Григорий Борисович усмехнулся, прислушиваясь к звукам далекой ночной схватки. В районе «Красных казарм» доносились лишь одиночные выстрелы, вспыхнувшая было перестрелка, быстро закончилась. Да оно и понятно — сопротивление караула было подавлено сразу и жестко. А разоспавшиеся под утро красноармейцы, когда самый крепкий сон, оказать сопротивления уже не могли — куда спросонок безоружным, ведь цейхгаузы сразу же брались под охрану чехами, против матерых фронтовиков, которые ухитрились сражаться под знаменами трех армий. Так что если и есть убитые и раненные, то относительно немного — большой крови не пролилось, расчет на внезапность нападения полностью оправдался.
Да и со стороны Знаменского предместья, куда направился прибывший вовремя на вокзал батальон поручика Фиолы, стрельба была спорадической, доносились едва слышимые взрывы ручных гранат. Сопротивление венгров и артдивизиона было неорганизованным, и очень слабым — любой военный с боевым опытом даже в темноте по звукам составит картину происходящего. А с отрядом анархистов покончено в самом начале — всех взяли под караул сразу, переколов штыками попытавшихся буйствовать. Там оказался тот еще контингент — кавказцы вперемешку с откровенным криминалом, одного от другого не отличить, по всем каторга с виселицей «плачет». В занятом особняке масса награбленного у горожан добра.
Так что чехи, имеющие пока определенную идейность (это потом, при Колчаке начнется разложение, потому что каратели и мародеры воинами являться не могут), с подобной публикой не церемонились. А потомукто из бандитов сообразил сразу сдаться, остались живы, остальных хладнокровно и с чувством выполненного долга убили.
И это
— Пора возвращаться, с утра придется несладко, — пробормотал Григорий Борисович, усаживаясь в пролетку, и посматривая на окружавших его охранников — все были уже верхом, забрав, или отобрав, как воспринимать, лошадей у милиции, которая единственная не оказывала никакого сопротивления. Наоборот, многие милиционеры, среди которых хватало фронтовых офицеров, вместе со своим начальником, бывшим штабс-капитаном Щипачевым, оказались вовлеченными в организации заговорщиков, и сразу же надевали нарукавные бело-зеленые повязки…
Глава 19
— Дождались — скинули с власти большевиков!

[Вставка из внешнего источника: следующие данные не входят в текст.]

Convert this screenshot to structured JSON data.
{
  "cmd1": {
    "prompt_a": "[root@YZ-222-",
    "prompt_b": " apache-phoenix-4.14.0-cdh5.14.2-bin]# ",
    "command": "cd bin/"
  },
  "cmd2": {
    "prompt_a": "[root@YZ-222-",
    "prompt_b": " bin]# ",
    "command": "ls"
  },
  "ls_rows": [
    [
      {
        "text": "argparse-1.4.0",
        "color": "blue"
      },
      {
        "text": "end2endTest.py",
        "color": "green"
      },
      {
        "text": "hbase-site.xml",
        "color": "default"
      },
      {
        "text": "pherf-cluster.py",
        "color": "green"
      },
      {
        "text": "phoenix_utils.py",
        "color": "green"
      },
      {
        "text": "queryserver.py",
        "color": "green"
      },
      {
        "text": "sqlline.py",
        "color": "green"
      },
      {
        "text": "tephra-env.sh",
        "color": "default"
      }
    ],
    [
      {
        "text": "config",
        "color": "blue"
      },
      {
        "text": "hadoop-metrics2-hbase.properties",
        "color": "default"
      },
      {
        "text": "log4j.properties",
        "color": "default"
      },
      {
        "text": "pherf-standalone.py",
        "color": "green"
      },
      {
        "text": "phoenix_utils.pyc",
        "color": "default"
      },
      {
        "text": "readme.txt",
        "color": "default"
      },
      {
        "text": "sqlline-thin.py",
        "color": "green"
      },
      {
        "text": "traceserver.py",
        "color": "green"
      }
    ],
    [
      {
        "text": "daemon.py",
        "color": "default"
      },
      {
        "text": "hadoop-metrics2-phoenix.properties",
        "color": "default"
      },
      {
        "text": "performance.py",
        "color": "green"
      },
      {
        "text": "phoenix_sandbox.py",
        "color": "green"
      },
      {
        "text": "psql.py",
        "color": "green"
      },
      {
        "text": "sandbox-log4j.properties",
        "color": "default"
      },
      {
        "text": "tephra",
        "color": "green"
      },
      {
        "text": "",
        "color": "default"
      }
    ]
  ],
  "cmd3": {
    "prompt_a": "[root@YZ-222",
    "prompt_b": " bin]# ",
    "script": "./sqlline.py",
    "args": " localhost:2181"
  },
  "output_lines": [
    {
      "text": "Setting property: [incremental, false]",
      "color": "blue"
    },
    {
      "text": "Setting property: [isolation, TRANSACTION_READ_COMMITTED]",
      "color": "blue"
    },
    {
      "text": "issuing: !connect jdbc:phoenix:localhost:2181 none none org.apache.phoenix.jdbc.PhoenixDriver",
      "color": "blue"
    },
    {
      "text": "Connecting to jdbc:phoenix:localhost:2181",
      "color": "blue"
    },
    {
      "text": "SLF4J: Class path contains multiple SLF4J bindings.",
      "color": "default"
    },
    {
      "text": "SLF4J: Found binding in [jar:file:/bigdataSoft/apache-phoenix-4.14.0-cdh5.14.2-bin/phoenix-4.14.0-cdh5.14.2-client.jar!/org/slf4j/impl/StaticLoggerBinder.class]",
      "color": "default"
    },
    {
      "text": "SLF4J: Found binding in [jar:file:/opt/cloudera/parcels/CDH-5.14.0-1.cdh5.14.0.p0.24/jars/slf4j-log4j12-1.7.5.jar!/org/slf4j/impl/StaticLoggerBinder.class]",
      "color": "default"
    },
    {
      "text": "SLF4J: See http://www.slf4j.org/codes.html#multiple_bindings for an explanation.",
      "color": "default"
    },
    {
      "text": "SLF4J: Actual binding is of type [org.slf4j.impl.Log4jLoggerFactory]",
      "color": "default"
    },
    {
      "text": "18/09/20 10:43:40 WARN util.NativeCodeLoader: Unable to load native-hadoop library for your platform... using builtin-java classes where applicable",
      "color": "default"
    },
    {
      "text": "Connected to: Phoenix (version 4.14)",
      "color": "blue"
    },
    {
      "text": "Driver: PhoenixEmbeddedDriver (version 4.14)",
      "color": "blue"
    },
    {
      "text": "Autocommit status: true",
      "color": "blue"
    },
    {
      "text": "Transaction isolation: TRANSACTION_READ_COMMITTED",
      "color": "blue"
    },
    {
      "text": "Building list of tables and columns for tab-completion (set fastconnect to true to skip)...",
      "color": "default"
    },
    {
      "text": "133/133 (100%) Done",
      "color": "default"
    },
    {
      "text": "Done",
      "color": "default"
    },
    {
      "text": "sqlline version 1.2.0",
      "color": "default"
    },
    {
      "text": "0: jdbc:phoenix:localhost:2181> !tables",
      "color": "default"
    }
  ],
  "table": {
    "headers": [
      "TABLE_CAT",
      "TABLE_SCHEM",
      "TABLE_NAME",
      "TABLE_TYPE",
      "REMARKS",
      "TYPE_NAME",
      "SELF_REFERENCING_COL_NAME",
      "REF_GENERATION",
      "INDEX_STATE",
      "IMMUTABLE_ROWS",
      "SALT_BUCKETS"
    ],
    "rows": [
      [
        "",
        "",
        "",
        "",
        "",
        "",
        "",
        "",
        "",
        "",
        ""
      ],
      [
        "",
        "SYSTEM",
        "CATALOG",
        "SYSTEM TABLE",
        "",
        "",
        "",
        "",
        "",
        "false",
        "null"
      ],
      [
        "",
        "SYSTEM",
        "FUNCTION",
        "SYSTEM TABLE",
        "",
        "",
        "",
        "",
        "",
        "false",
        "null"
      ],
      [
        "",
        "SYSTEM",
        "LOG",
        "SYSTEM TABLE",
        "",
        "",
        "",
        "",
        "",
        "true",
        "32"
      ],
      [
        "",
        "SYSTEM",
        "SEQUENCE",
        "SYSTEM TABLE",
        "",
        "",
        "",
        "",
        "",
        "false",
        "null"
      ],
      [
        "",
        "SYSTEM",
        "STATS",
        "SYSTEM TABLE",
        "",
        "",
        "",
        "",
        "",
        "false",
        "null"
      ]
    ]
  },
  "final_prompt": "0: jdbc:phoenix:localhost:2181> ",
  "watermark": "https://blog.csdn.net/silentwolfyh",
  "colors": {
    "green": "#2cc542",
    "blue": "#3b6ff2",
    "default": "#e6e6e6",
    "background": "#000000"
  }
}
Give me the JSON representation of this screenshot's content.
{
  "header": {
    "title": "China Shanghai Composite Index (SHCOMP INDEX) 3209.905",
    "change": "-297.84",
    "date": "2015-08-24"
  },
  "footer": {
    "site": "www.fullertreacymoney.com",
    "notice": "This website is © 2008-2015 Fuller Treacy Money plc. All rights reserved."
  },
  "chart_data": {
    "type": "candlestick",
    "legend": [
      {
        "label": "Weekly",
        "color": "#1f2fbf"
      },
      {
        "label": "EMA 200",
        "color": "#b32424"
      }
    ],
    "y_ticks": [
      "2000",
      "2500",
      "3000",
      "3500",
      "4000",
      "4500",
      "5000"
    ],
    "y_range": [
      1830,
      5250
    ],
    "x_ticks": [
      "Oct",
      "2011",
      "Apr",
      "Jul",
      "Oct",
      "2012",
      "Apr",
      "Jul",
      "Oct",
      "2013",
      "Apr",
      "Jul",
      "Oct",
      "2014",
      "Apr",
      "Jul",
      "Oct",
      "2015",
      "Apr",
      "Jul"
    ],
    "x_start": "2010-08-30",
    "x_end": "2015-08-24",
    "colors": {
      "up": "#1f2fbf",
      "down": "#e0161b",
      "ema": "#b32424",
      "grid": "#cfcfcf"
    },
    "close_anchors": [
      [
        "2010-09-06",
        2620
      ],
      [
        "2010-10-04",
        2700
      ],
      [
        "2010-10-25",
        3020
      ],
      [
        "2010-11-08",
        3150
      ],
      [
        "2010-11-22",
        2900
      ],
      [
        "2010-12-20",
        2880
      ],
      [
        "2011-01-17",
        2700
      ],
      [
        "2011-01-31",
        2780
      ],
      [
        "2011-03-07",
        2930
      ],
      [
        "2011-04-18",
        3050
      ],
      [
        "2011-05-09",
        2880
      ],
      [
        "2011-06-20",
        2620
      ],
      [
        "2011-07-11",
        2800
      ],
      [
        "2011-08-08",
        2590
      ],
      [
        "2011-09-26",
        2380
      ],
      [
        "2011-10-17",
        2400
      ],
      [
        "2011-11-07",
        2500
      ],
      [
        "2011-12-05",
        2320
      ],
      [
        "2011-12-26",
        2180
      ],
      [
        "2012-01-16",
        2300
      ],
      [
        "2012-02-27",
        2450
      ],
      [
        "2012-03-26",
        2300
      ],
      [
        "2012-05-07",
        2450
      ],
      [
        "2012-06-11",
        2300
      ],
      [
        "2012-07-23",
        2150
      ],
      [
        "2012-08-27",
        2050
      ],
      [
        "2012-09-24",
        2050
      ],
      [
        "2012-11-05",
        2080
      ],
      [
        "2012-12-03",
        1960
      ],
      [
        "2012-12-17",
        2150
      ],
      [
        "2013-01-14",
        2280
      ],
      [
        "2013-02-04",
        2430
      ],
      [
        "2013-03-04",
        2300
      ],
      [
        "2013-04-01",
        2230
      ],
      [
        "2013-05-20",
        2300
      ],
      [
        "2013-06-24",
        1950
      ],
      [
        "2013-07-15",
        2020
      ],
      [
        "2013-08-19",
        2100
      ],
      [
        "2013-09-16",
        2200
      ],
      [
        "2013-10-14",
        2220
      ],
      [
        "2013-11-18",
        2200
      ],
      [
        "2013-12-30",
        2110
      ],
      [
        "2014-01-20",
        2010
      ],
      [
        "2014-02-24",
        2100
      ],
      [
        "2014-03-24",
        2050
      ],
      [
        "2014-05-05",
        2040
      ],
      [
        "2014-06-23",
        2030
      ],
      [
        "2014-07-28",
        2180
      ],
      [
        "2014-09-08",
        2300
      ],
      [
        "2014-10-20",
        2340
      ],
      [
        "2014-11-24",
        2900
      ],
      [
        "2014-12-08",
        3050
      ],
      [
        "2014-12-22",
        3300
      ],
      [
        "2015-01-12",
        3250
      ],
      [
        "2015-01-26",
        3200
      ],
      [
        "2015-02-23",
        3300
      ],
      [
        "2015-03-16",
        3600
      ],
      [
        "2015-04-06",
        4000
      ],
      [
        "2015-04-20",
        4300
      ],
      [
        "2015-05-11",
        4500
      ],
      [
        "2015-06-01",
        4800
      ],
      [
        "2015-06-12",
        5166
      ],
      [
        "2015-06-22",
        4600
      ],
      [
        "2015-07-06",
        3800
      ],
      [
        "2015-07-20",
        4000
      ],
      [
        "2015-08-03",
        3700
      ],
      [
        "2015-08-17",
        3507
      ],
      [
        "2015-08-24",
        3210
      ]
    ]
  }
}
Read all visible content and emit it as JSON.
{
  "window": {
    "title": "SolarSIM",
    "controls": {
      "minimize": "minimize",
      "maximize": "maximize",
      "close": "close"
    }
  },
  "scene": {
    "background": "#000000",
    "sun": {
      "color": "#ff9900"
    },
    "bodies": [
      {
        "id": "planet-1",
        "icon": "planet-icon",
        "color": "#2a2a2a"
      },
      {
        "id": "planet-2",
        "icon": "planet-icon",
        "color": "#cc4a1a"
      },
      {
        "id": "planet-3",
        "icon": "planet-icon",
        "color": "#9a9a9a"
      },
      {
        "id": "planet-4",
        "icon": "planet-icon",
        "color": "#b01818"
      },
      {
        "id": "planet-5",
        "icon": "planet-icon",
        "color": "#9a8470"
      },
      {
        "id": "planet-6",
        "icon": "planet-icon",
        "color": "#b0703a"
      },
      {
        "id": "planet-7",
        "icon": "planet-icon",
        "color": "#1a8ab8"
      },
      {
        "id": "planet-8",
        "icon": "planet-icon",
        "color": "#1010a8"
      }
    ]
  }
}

— Довели людей до ручки — купить ничего нельзя, или стоит дорого, не по кошельку, либо вообще нет.
— Анархистов всех до смерти побили, восемь телег трупов вывезли…
— Туда им окаянным и дорога, у снохи моей серьги из ушей выдрали! И пальто сняли — экспроприировали.
— Нечего на улицу было выходить дуре, платочек повязать нужно было, тогда бы не заметили.
— Побили, и хрен с ними — там одни хулиганы. Только бородатый Нестор их заправила куда-то делся.
— Говорят люди, что воевать против есаула Семенова отбыл…
Нарядно одетые люди — ибо суббота предназначена для отдыха человек. Недаром говорят — помни день субботний, ибо за ним последует воскресенье. Но теперь Иван Иннокентьевич не узнавал Иркутска — обычно немногочисленные прохожие старались идти быстро. Люди нигде не задерживались, в группы давно не собирались — такие сборища большевики не допускали, могли заподозрить «контрреволюцию». А там можно было попасть и в зловещую «чека», о которой ходили разные слухи, в большинстве надуманные, базарные пересуды, не стоят такие доверия.
Сегодня с утра он решил сходить на «мелочный базар», прикупить соли — бедствовали с супругой, Серебренников перебивался случайными заработками, и сейчас готовил работу о землеустройстве бурятского населения, давний заказ от Ринчино. Тот, будучи членом разогнанной Сибирской областной думы, принял большевицкую власть и стал с ней сотрудничать, получая финансирование от Центросибири, так что можно было надеяться, что какая-то малая толика денег перепадет и ему.